Juristas y sector privado advierten que la decisión limita la transparencia y facilita el uso de sociedades como “testaferros” en licitaciones públicas
La decisión del pleno de la Corte Suprema de Justicia (CSJ) de no admitir un recurso de habeas data para acceder a la información de los beneficiarios finales de empresas que licitan con el Estado ha reavivado el debate sobre la transparencia en el uso de fondos públicos y el control ciudadano de las contrataciones estatales, informó este miércoles el diario La Estrella.
El fallo, con ponencia de la magistrada Maribel Cornejo, se dio en el marco de una solicitud dirigida a la Dirección General de Contrataciones Públicas (DGCP), relacionada con la licitación del Hospital de Mascotas, un proyecto valorado en $14 millones. No obstante, expertos advierten que el precedente aplica para múltiples procesos de contratación pública.
La Corte consideró que la información sobre los beneficiarios finales tiene carácter confidencial y restringido, al tratarse de datos de naturaleza comercial obtenidos por el Estado en el ejercicio de su función reguladora, conforme a la Ley de Transparencia. Además, señaló que dichos datos reposan en el Registro Único de Beneficiarios Finales y no están destinados al acceso público.

Esta interpretación ha sido duramente cuestionada por abogados, gremios empresariales y organizaciones de la sociedad civil. La Asociación Panameña de Ejecutivos de Empresa (APEDE) expresó su preocupación por el alcance del fallo. Su presidenta, Giulia De Sanctis, sostuvo que cuando se trata de contratos financiados con recursos públicos, “la transparencia no debería ser la excepción, sino la regla”, y advirtió que la opacidad debilita la confianza, la competitividad y la credibilidad del país.

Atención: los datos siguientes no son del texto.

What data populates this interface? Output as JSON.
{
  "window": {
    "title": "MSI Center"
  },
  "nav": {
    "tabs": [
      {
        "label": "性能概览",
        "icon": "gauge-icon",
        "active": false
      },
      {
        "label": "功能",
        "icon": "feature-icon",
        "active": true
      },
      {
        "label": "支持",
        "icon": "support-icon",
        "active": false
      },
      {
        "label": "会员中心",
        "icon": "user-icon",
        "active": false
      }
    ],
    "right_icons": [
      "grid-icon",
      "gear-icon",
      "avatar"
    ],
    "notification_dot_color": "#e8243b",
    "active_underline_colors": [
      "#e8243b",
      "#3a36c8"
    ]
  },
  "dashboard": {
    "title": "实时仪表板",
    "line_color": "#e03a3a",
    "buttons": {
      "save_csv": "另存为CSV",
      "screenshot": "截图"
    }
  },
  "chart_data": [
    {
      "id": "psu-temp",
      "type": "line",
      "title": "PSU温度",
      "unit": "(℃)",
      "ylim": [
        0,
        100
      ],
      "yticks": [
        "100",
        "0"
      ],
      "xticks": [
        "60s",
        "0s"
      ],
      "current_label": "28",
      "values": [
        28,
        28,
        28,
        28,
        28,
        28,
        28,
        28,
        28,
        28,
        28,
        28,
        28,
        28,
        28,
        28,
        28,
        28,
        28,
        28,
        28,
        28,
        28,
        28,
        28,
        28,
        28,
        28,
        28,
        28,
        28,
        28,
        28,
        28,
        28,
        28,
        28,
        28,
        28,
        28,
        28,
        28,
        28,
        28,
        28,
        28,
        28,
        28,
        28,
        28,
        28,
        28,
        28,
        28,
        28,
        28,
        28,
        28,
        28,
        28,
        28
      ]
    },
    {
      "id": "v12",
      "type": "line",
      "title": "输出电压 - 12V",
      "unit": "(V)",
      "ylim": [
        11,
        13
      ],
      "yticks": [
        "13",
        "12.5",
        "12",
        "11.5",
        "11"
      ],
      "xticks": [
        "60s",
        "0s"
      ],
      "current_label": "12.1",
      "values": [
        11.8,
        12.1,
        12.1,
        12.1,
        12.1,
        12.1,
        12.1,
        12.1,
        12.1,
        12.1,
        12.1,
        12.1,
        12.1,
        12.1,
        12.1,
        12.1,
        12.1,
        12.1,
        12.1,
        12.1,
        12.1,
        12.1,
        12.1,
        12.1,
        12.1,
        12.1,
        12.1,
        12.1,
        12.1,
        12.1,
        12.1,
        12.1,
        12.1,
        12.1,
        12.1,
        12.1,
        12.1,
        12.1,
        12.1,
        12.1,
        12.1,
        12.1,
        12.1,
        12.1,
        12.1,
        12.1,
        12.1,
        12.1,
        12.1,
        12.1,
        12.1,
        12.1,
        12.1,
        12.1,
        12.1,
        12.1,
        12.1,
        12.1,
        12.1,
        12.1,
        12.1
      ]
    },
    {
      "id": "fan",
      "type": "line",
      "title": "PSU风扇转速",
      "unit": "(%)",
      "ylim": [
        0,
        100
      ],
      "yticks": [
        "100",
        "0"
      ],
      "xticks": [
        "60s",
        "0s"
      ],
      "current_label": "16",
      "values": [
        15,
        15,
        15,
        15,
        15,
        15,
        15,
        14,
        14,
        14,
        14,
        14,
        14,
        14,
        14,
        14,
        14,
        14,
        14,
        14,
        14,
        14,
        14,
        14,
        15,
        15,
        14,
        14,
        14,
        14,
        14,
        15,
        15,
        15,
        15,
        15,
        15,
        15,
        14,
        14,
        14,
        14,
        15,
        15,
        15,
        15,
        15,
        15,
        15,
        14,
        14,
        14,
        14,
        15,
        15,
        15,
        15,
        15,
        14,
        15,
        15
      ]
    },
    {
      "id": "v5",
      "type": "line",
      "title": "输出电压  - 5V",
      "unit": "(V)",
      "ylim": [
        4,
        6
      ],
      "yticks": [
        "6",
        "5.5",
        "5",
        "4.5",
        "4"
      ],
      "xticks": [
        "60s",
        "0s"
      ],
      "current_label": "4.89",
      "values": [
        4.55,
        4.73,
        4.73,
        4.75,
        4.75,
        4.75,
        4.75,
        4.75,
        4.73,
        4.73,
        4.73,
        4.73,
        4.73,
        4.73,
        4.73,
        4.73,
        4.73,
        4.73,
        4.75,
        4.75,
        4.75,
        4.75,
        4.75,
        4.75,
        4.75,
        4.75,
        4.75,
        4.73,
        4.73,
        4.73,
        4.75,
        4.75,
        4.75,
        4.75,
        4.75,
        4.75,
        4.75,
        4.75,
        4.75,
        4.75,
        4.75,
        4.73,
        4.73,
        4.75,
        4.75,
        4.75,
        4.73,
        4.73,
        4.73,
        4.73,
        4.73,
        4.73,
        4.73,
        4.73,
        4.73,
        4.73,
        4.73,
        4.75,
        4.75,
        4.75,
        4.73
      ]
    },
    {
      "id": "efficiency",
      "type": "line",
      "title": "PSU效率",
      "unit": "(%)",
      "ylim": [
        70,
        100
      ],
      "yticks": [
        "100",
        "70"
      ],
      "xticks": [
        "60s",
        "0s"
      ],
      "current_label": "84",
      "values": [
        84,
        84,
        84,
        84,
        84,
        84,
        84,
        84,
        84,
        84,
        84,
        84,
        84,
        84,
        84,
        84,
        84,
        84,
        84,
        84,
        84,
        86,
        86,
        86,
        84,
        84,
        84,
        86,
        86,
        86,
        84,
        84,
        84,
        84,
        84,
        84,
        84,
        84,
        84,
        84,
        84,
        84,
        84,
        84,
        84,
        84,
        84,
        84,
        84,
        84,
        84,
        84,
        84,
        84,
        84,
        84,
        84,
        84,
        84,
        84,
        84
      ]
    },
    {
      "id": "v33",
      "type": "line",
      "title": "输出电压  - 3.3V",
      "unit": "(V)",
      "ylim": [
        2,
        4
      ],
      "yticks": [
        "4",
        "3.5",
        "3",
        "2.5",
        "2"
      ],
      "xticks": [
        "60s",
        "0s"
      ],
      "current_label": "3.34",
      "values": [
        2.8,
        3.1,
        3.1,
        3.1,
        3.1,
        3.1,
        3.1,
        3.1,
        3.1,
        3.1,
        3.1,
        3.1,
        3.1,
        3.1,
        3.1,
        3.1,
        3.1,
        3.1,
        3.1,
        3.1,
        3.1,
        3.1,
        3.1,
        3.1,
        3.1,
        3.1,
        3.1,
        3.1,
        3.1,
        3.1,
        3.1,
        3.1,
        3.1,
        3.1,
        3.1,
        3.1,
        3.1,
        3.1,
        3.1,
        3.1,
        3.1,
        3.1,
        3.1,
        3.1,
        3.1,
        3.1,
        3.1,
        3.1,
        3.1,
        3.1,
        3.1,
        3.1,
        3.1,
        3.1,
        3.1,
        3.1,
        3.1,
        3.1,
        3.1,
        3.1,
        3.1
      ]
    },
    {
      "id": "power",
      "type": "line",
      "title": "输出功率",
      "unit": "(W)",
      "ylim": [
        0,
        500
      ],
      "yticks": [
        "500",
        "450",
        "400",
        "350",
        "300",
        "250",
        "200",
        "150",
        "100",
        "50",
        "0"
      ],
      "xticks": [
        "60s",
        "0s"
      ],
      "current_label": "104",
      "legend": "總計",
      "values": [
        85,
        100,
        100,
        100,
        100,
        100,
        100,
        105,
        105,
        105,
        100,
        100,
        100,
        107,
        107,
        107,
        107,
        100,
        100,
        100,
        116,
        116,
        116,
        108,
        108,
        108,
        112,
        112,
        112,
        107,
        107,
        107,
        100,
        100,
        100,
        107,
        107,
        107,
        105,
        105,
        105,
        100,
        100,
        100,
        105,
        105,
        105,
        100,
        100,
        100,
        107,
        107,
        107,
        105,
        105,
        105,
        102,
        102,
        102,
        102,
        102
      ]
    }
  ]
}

El exmagistrado de la CSJ Edgardo Molino Mola explicó que la Corte ha interpretado que el derecho de acceso a la información pública se limita a la gestión estatal y no a datos privados que el Estado custodia por razones regulatorias. Sin embargo, cuestionó el efecto práctico de esta postura: “Es como si se utilizaran las sociedades como testaferros de los beneficiarios finales”.
En la misma línea, la Fundación para el Desarrollo de la Libertad Ciudadana, capítulo panameño de Transparencia Internacional, calificó la decisión como “penosa y absurda”. Su presidenta, Lina Vega, señaló que resulta contradictorio justificar la opacidad en contratos públicos bajo el argumento de protección de información comercial, cuando se trata del manejo de fondos del Estado.

El abogado y experto en gobierno corporativo, Carlos Barsallo, destacó que el control ciudadano en la contratación pública no es accesorio, sino estructural, y criticó que la Corte no explique de qué manera la divulgación de los beneficiarios finales afectaría la competencia o el secreto comercial. A su juicio, el tribunal evitó interpretar normas en tensión y se refugió en una lectura estrictamente formal de la ley.
Por su parte, la exprocuradora Ana Matilde Gómez, cuestionó la falta de avances en materia de transparencia. “¿Qué más debe pasar en el país para que se comprenda la importancia de saber quién se beneficia finalmente de las estructuras mercantiles?”, se preguntó, al advertir que estas pueden ser utilizadas tanto por empresarios honestos como por testaferros de redes de corrupción.
Desde la Asamblea Nacional (AN), la diputada Janine Prado, del movimiento Vamos, afirmó que el fallo deja en evidencia una brecha entre lo que el Estado conoce y lo que la ciudadanía puede fiscalizar. Si bien reconoció que la Corte se limitó a aplicar la normativa vigente, sostuvo que el debate ahora se traslada al Órgano Legislativo. En ese sentido, recordó que presentó el anteproyecto de Ley 245, que busca definir con mayor claridad qué información debe ser pública cuando están en juego recursos del Estado.
La decisión de la CSJ, lejos de cerrar el tema, ha reactivado la discusión sobre la necesidad de actualizar el marco legal para garantizar mayor transparencia en las contrataciones públicas y fortalecer los mecanismos de rendición de cuentas.